Когда все кончилось, он, во тьме провонявшего мужскими парфюмами авто, нашарил ее взмокшую ладонь и сунул в нее горсть юаней.
И так же молча выпихнул ее вон, на гомонящую, ярко освещенную раскосую улицу, которой дела не было до людского голода, слез и отчаянья.
— Где ты была?!
Она медленно снимала соломенную шляпку. На ее щеках и шее цвели синяки позорных укусов.
— Где ты была, говори! Где?!
Она молчала.
У ее ног притулилась брошенная сумка. Доносились манящие запахи позабытой снеди. Жареная курица… салаты… лососи… хлеб… да, да, это не сон, душистый любимый им хлеб, шань-га. Что-то там еще?!.. о, он с ума сойдет, если… она не расскажет…
— Можно я буду молчать?
Можно все. Можно было сделать и это — то, что она сделала. Она же сделала это во имя тебя, дурак. А ты еще пытаешь ее расспросами. Всякая речь сейчас — ложь. Правда — вот она: она стоит перед тобой, ее лицо искусано, у ее ног в поноске — свежая еда.
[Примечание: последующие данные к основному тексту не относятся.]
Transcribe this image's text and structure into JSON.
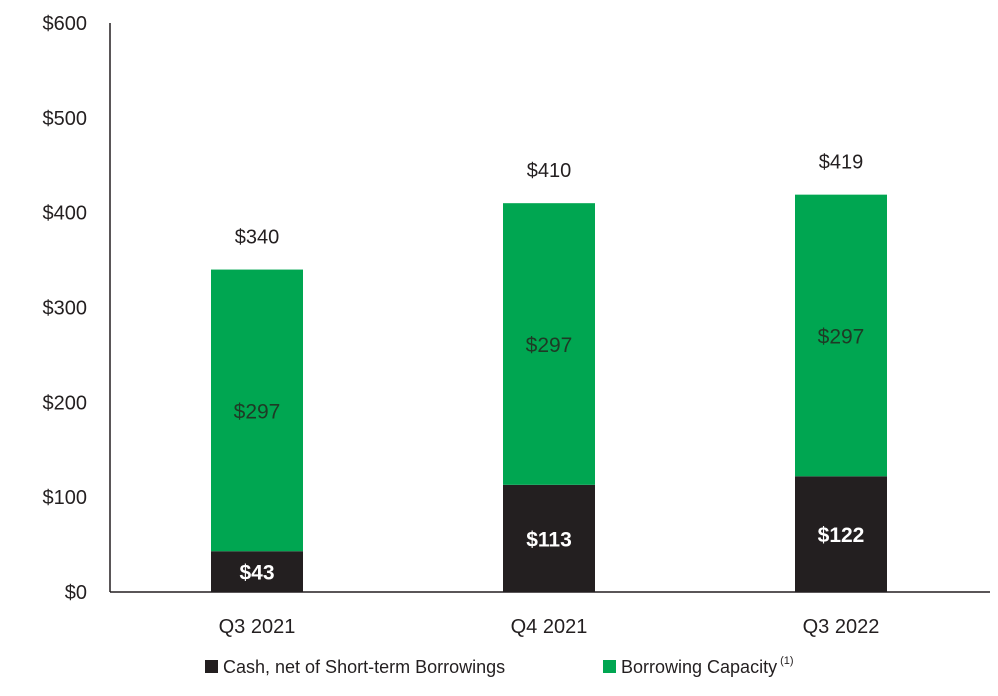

И все. Больше нет в мире правды, кроме этой.
— Зачем люди продаются, Василий?!
Он подбежал к ней, подхватил ее на руки, и тут она закричала, страшно разевая рот, закричала натужливо, хрипло, со всхлипами, взвивая голос до истошного визга, до предела отчаянья, до пропасти тьмы:
— А-а-а-а-а-а-а! А-а-а-а-а-а-а!
Она кричала, вопила неостановимо. Билась головою о его грудь. Сползала на пол, и он не мог ее удержать, и подхватывал опять, и прижимал к себе.
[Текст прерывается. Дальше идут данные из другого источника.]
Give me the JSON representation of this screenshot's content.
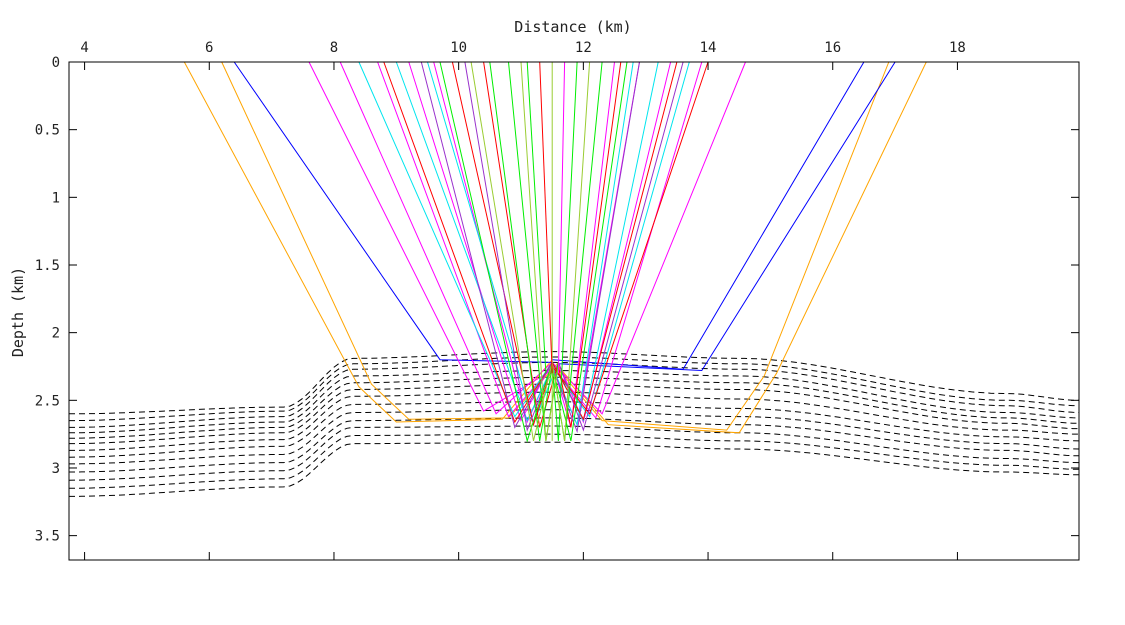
{
  "chart_data": {
    "type": "line",
    "xlabel": "Distance (km)",
    "ylabel": "Depth (km)",
    "xlim": [
      3.75,
      19.95
    ],
    "ylim": [
      0,
      3.68
    ],
    "y_inverted": true,
    "x_axis_position": "top",
    "grid": false,
    "legend": "none",
    "x_ticks": [
      4,
      6,
      8,
      10,
      12,
      14,
      16,
      18
    ],
    "x_tick_labels": [
      "4",
      "6",
      "8",
      "10",
      "12",
      "14",
      "16",
      "18"
    ],
    "y_ticks": [
      0,
      0.5,
      1,
      1.5,
      2,
      2.5,
      3,
      3.5
    ],
    "y_tick_labels": [
      "0",
      "0.5",
      "1",
      "1.5",
      "2",
      "2.5",
      "3",
      "3.5"
    ],
    "layer_style": {
      "color": "#000000",
      "dash": "dashed"
    },
    "layer_control_x": [
      3.75,
      7.2,
      8.3,
      11.5,
      14.5,
      18.8,
      19.95
    ],
    "layers": [
      [
        2.6,
        2.55,
        2.19,
        2.14,
        2.19,
        2.45,
        2.5
      ],
      [
        2.65,
        2.58,
        2.23,
        2.18,
        2.23,
        2.5,
        2.54
      ],
      [
        2.7,
        2.62,
        2.27,
        2.22,
        2.27,
        2.54,
        2.59
      ],
      [
        2.74,
        2.66,
        2.32,
        2.28,
        2.32,
        2.59,
        2.63
      ],
      [
        2.78,
        2.7,
        2.37,
        2.33,
        2.37,
        2.63,
        2.67
      ],
      [
        2.82,
        2.74,
        2.42,
        2.38,
        2.42,
        2.67,
        2.71
      ],
      [
        2.87,
        2.79,
        2.47,
        2.44,
        2.49,
        2.72,
        2.75
      ],
      [
        2.92,
        2.84,
        2.53,
        2.51,
        2.56,
        2.77,
        2.8
      ],
      [
        2.97,
        2.9,
        2.59,
        2.57,
        2.62,
        2.82,
        2.86
      ],
      [
        3.03,
        2.96,
        2.65,
        2.63,
        2.68,
        2.87,
        2.91
      ],
      [
        3.09,
        3.02,
        2.7,
        2.69,
        2.74,
        2.93,
        2.96
      ],
      [
        3.15,
        3.08,
        2.76,
        2.75,
        2.8,
        2.98,
        3.01
      ],
      [
        3.21,
        3.14,
        2.82,
        2.81,
        2.86,
        3.03,
        3.05
      ]
    ],
    "series": [
      {
        "color": "#ffa500",
        "points": [
          [
            5.6,
            0
          ],
          [
            8.4,
            2.4
          ],
          [
            9.0,
            2.66
          ],
          [
            10.7,
            2.64
          ],
          [
            11.5,
            2.2
          ]
        ]
      },
      {
        "color": "#ffa500",
        "points": [
          [
            6.2,
            0
          ],
          [
            8.6,
            2.38
          ],
          [
            9.2,
            2.64
          ],
          [
            10.8,
            2.63
          ],
          [
            11.6,
            2.22
          ]
        ]
      },
      {
        "color": "#ffa500",
        "points": [
          [
            17.5,
            0
          ],
          [
            15.1,
            2.3
          ],
          [
            14.5,
            2.74
          ],
          [
            12.4,
            2.68
          ],
          [
            11.6,
            2.25
          ]
        ]
      },
      {
        "color": "#ffa500",
        "points": [
          [
            16.9,
            0
          ],
          [
            14.9,
            2.32
          ],
          [
            14.3,
            2.72
          ],
          [
            12.3,
            2.65
          ],
          [
            11.5,
            2.22
          ]
        ]
      },
      {
        "color": "#0000ff",
        "points": [
          [
            6.4,
            0
          ],
          [
            9.7,
            2.2
          ],
          [
            11.5,
            2.22
          ]
        ]
      },
      {
        "color": "#0000ff",
        "points": [
          [
            16.5,
            0
          ],
          [
            13.6,
            2.27
          ],
          [
            11.5,
            2.2
          ]
        ]
      },
      {
        "color": "#0000ff",
        "points": [
          [
            17.0,
            0
          ],
          [
            13.9,
            2.28
          ],
          [
            11.6,
            2.23
          ]
        ]
      },
      {
        "color": "#ff00ff",
        "points": [
          [
            7.6,
            0
          ],
          [
            10.4,
            2.58
          ],
          [
            11.6,
            2.25
          ]
        ]
      },
      {
        "color": "#ff00ff",
        "points": [
          [
            8.1,
            0
          ],
          [
            10.6,
            2.6
          ],
          [
            11.5,
            2.22
          ]
        ]
      },
      {
        "color": "#ff00ff",
        "points": [
          [
            8.7,
            0
          ],
          [
            10.8,
            2.62
          ],
          [
            11.5,
            2.25
          ]
        ]
      },
      {
        "color": "#ff00ff",
        "points": [
          [
            9.2,
            0
          ],
          [
            11.0,
            2.65
          ],
          [
            11.5,
            2.22
          ]
        ]
      },
      {
        "color": "#ff00ff",
        "points": [
          [
            9.6,
            0
          ],
          [
            11.1,
            2.66
          ],
          [
            11.5,
            2.25
          ]
        ]
      },
      {
        "color": "#ff00ff",
        "points": [
          [
            14.6,
            0
          ],
          [
            12.3,
            2.6
          ],
          [
            11.5,
            2.22
          ]
        ]
      },
      {
        "color": "#ff00ff",
        "points": [
          [
            13.9,
            0
          ],
          [
            12.2,
            2.63
          ],
          [
            11.5,
            2.25
          ]
        ]
      },
      {
        "color": "#ff00ff",
        "points": [
          [
            13.4,
            0
          ],
          [
            12.0,
            2.66
          ],
          [
            11.6,
            2.22
          ]
        ]
      },
      {
        "color": "#ff00ff",
        "points": [
          [
            12.9,
            0
          ],
          [
            11.9,
            2.68
          ],
          [
            11.5,
            2.25
          ]
        ]
      },
      {
        "color": "#ff00ff",
        "points": [
          [
            12.5,
            0
          ],
          [
            11.8,
            2.7
          ],
          [
            11.5,
            2.22
          ]
        ]
      },
      {
        "color": "#00e5ee",
        "points": [
          [
            8.4,
            0
          ],
          [
            10.9,
            2.62
          ],
          [
            11.5,
            2.22
          ]
        ]
      },
      {
        "color": "#00e5ee",
        "points": [
          [
            9.0,
            0
          ],
          [
            11.1,
            2.65
          ],
          [
            11.5,
            2.25
          ]
        ]
      },
      {
        "color": "#00e5ee",
        "points": [
          [
            9.5,
            0
          ],
          [
            11.2,
            2.67
          ],
          [
            11.6,
            2.22
          ]
        ]
      },
      {
        "color": "#00e5ee",
        "points": [
          [
            13.7,
            0
          ],
          [
            12.1,
            2.62
          ],
          [
            11.5,
            2.25
          ]
        ]
      },
      {
        "color": "#00e5ee",
        "points": [
          [
            13.2,
            0
          ],
          [
            12.0,
            2.65
          ],
          [
            11.5,
            2.22
          ]
        ]
      },
      {
        "color": "#00e5ee",
        "points": [
          [
            12.8,
            0
          ],
          [
            11.9,
            2.68
          ],
          [
            11.5,
            2.25
          ]
        ]
      },
      {
        "color": "#ff0000",
        "points": [
          [
            8.8,
            0
          ],
          [
            10.9,
            2.66
          ],
          [
            11.5,
            2.22
          ]
        ]
      },
      {
        "color": "#ff0000",
        "points": [
          [
            9.9,
            0
          ],
          [
            11.2,
            2.68
          ],
          [
            11.5,
            2.25
          ]
        ]
      },
      {
        "color": "#ff0000",
        "points": [
          [
            10.4,
            0
          ],
          [
            11.3,
            2.7
          ],
          [
            11.6,
            2.22
          ]
        ]
      },
      {
        "color": "#ff0000",
        "points": [
          [
            14.0,
            0
          ],
          [
            12.1,
            2.6
          ],
          [
            11.5,
            2.25
          ]
        ]
      },
      {
        "color": "#ff0000",
        "points": [
          [
            13.5,
            0
          ],
          [
            12.0,
            2.64
          ],
          [
            11.5,
            2.22
          ]
        ]
      },
      {
        "color": "#ff0000",
        "points": [
          [
            12.6,
            0
          ],
          [
            11.8,
            2.7
          ],
          [
            11.6,
            2.25
          ]
        ]
      },
      {
        "color": "#9932cc",
        "points": [
          [
            9.4,
            0
          ],
          [
            10.9,
            2.7
          ],
          [
            11.5,
            2.22
          ]
        ]
      },
      {
        "color": "#9932cc",
        "points": [
          [
            10.1,
            0
          ],
          [
            11.1,
            2.72
          ],
          [
            11.5,
            2.25
          ]
        ]
      },
      {
        "color": "#9932cc",
        "points": [
          [
            13.6,
            0
          ],
          [
            12.0,
            2.72
          ],
          [
            11.6,
            2.22
          ]
        ]
      },
      {
        "color": "#9932cc",
        "points": [
          [
            12.9,
            0
          ],
          [
            11.9,
            2.73
          ],
          [
            11.5,
            2.25
          ]
        ]
      },
      {
        "color": "#00ee00",
        "points": [
          [
            9.7,
            0
          ],
          [
            11.1,
            2.8
          ],
          [
            11.5,
            2.22
          ]
        ]
      },
      {
        "color": "#00ee00",
        "points": [
          [
            10.5,
            0
          ],
          [
            11.3,
            2.8
          ],
          [
            11.5,
            2.25
          ]
        ]
      },
      {
        "color": "#00ee00",
        "points": [
          [
            10.8,
            0
          ],
          [
            11.4,
            2.8
          ],
          [
            11.6,
            2.22
          ]
        ]
      },
      {
        "color": "#00ee00",
        "points": [
          [
            12.7,
            0
          ],
          [
            11.8,
            2.8
          ],
          [
            11.5,
            2.25
          ]
        ]
      },
      {
        "color": "#00ee00",
        "points": [
          [
            12.3,
            0
          ],
          [
            11.7,
            2.8
          ],
          [
            11.5,
            2.22
          ]
        ]
      },
      {
        "color": "#00ee00",
        "points": [
          [
            11.9,
            0
          ],
          [
            11.6,
            2.8
          ],
          [
            11.5,
            2.25
          ]
        ]
      },
      {
        "color": "#9acd32",
        "points": [
          [
            10.2,
            0
          ],
          [
            11.2,
            2.8
          ],
          [
            11.5,
            2.22
          ]
        ]
      },
      {
        "color": "#9acd32",
        "points": [
          [
            11.0,
            0
          ],
          [
            11.4,
            2.8
          ],
          [
            11.6,
            2.25
          ]
        ]
      },
      {
        "color": "#9acd32",
        "points": [
          [
            12.1,
            0
          ],
          [
            11.7,
            2.8
          ],
          [
            11.5,
            2.22
          ]
        ]
      },
      {
        "color": "#9acd32",
        "points": [
          [
            11.5,
            0
          ],
          [
            11.5,
            2.8
          ],
          [
            11.5,
            2.25
          ]
        ]
      },
      {
        "color": "#ff0000",
        "points": [
          [
            11.3,
            0
          ],
          [
            11.5,
            2.3
          ]
        ]
      },
      {
        "color": "#ff00ff",
        "points": [
          [
            11.7,
            0
          ],
          [
            11.6,
            2.3
          ]
        ]
      },
      {
        "color": "#00ee00",
        "points": [
          [
            11.1,
            0
          ],
          [
            11.4,
            2.3
          ]
        ]
      }
    ]
  }
}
— Ну что ты так… что ты!.. милая… я же с тобой… я же все понимаю… так надо… Перестань!.. ну перестань, прошу тебя… мне страшно… ты сорвешь голос… ты мне дороже жизни, дороже всего… Лесико!..
Она кричала безостановочно минуту, две. Потом утихла. Визг и вой оборвались разом. Наступила плохая, жестокая тишина. Пустая, как пустой бочонок из-под корейской морковки на рынке Су-Чжуй.
Он уложил ее на матрац, подложил ей под голову свернутый в трубку старый халат. Это была их подушка. Покопался в сумке. Извлек накрытое прозрачной пленкой блюдо с белыми мясными палочками, обильно политыми майонезом. Открыл. Втянул жадно ресторанный дух.
— Это крабы… крабьи ноги… как там, в Иокогаме, — с отвращеньем пробормотала она и закинула руки за голову. — Ешь. Моряк должен есть морскую пищу. Дары моря. Ешь сейчас же. Ешь ради меня.
Он отламывал хлеб, запихивал в рот пальцами, кулаком, жевал, давясь, судорожно глотая, брал крабов из миски руками, выдавливал из мешочков себе за щеки корейские пряности. Он спятил от еды. Он смеялся и плакал сразу. Он искоса смотрел на нее — как она лежит, как она закрыла глаза, как потянулась, как высоко поднялась ее грудь — она вздохнула.
Как выдохнула и будто перестала дышать. Будто умерла.
— Эй! Лесико! — Тишина. Недоеденная крабья мышца замерла во вскинутой ко рту руке. — А ты-то сама поешь чего! Ведь и ты голодна!
Он подполз к матрацу поближе. Ее глаза были открыты и неподвижны. Грудь поднималась еле заметно.
Она спала с открытыми глазами, как спят лошади в стойле.
Она больше не любит меня. Она больше не любит меня.
Кто тебе это сказал, дурень?!
Гиблое дело, моряк. Она больше не любит тебя, и дело с концом. Будь проклят этот бешеный китайский город. Будь проклята нищета. Будь проклята эта бамбуковая повозка, в кою впрыгивают, один за другим, толстопузые и толстозадые китаезы. Ах да, он же и миленьких горничных тоже возит; и зажиточных дамочек, оглядывающих его глазами-щелочками из-под лорнеток. В Шан-Хае есть целый русский квартал, вот он туда и переберется. Переедет. Невыносимо среди одних узкоглазых. Хочу слышать родную речь. Хоть слово по-русски. А уши его так устроены, уши и башка, что он уже многое понимает из их птичьей трескотни, ей-Богу.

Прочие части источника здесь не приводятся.